Plugging the first security loophole
When the electric garage door openers finally became very popular in the 1960’s, garage door companies and even homeowners realised that it was easy for security systems to be breached and the property burgled, as all the automatic garage doors created at the time used the same code. It meant that an intruder could simply buy a remote control, drive by a neighbourhood, push a button and ‘Jackpot’!
“Manufacturers and garage door service companies realised that they were making a bad name for themselves and that triggered the transformation of the entire garage door industry,” said Cory, a home security expert from Neighborhood Garage Door Service.
John explained that: “The result was the introduction of a new set of garage door openers that transmit a new code at every push of the button.

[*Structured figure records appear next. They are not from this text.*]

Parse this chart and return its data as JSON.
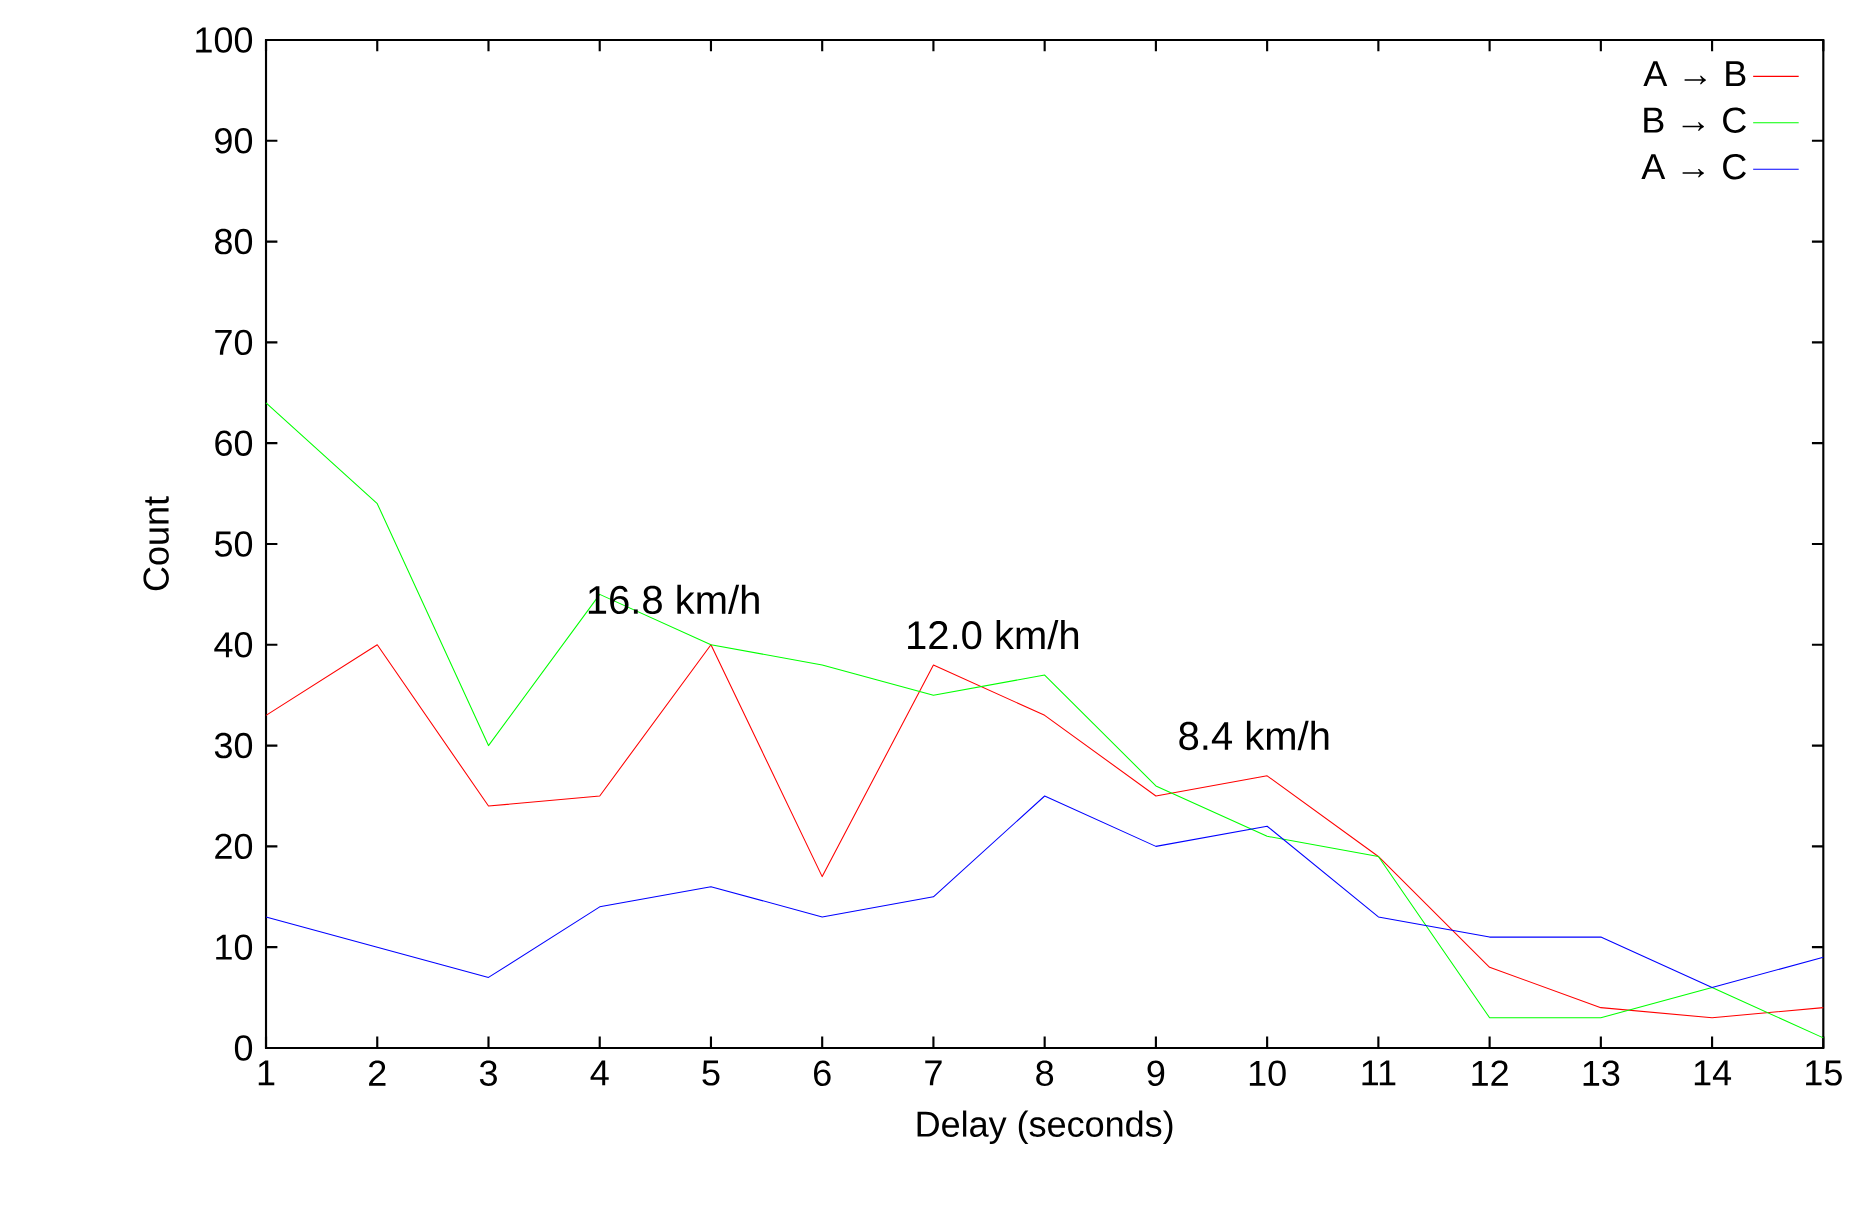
{
  "chart_data": {
    "type": "line",
    "xlabel": "Delay (seconds)",
    "ylabel": "Count",
    "x": [
      1,
      2,
      3,
      4,
      5,
      6,
      7,
      8,
      9,
      10,
      11,
      12,
      13,
      14,
      15
    ],
    "series": [
      {
        "name": "A → B",
        "color": "#ff0000",
        "values": [
          33,
          40,
          24,
          25,
          40,
          17,
          38,
          33,
          25,
          27,
          19,
          8,
          4,
          3,
          4
        ]
      },
      {
        "name": "B → C",
        "color": "#00ff00",
        "values": [
          64,
          54,
          30,
          45,
          40,
          38,
          35,
          37,
          26,
          21,
          19,
          3,
          3,
          6,
          1
        ]
      },
      {
        "name": "A → C",
        "color": "#0000ff",
        "values": [
          13,
          10,
          7,
          14,
          16,
          13,
          15,
          25,
          20,
          22,
          13,
          11,
          11,
          6,
          9
        ]
      }
    ],
    "annotations": [
      "16.8 km/h",
      "12.0 km/h",
      "8.4 km/h"
    ],
    "xlim": [
      1,
      15
    ],
    "xticks": [
      1,
      2,
      3,
      4,
      5,
      6,
      7,
      8,
      9,
      10,
      11,
      12,
      13,
      14,
      15
    ],
    "ylim": [
      0,
      100
    ],
    "yticks": [
      0,
      10,
      20,
      30,
      40,
      50,
      60,
      70,
      80,
      90,
      100
    ],
    "grid": false,
    "legend": "top right",
    "marker": "none",
    "line_style": "solid"
  }
}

Manufacturers made an opener that enables the owner to change the code when they want to either buy more remote controls or replace a bad or lost one.
“To create a new unique code in the new programmable opener, a series of up to 12 dip switches can be set in a down or up position. You can get over 4,000 possible unique codes when you make use of the 12-switch remote control. With as many of these codes as possible, it would be difficult for a thief to easily match your exact code when they use any standard remote. In fact, they would have to just stay outside your garage and keep testing all the codes while setting all the dip switches.”
While the codes might look like a lot, it’s not as much as you might think – in binary terms. The funny thing is, you can even secure your garage door system by making use of a three-character alphanumeric passcode of any combination. This means you have a wide range of options to explore.
New ways Intruders may try to hack your garage door opener
Some thieves actually use very sophisticated equipment – from modified children’s electronics to password scanners and hand transmitters. Once they have monitored your movements (such as when you typically leave your home or return), they can hack into your garage door opener in less than 15 seconds and carry out their nefarious activities.
There are some devices that can actually transmit all the possible 4,000 unique codes to the 12-switch remote control door, in less than an hour – with a 5-15 seconds wait per code.
Mathematically, the time it takes to get a single code transmitted and the door opened can also be shortened. This means that a thief can park outside your house on the other side of the road, for as long as it takes for a particular code to work – and no one will easily notice.
“When something interferes with your transmission signals, a code can be sent multiple times. But there’s hardly any interference, so when thieves send out a code just once, all they do is wait less than 15 seconds to see if the door will open. The door even opens in less than five seconds in some cases,” Cory stressed.
Some thieves are smart enough to even remove the waiting time entirely. This is because automatic door openers use a Bit Shift Register, which simply needs a code to match with the actual opening and closing code. Therefore, when all the codes are sent spontaneously, the opener follows the command sent after it had checked all the likely permutations of the code.
If the thief is a really determined crook and mathematician combined, they might use the De Brujin Sequence to send all the unique codes that can open the door, as quickly as possible. This means that all the 4,000 plus codes can be sent to the 12-switch remote controlled garage door in less than 15 seconds.
How to prevent these attacks
Ever since the latest advancements in technology, these hacks do not easily affect automatic garage door openers, as the ‘rolling code’ technology has made it easy for an entirely new code to be transmitted once you send a command from your remote control.
That doesn’t mean there are no more old models that use dip switches – or even older garage doors that use basic codes that can be sent from just any standard remote control. That’s why it’s recommended you talk to your garage door service company to provide important tips and guidelines about using the product before you buy it.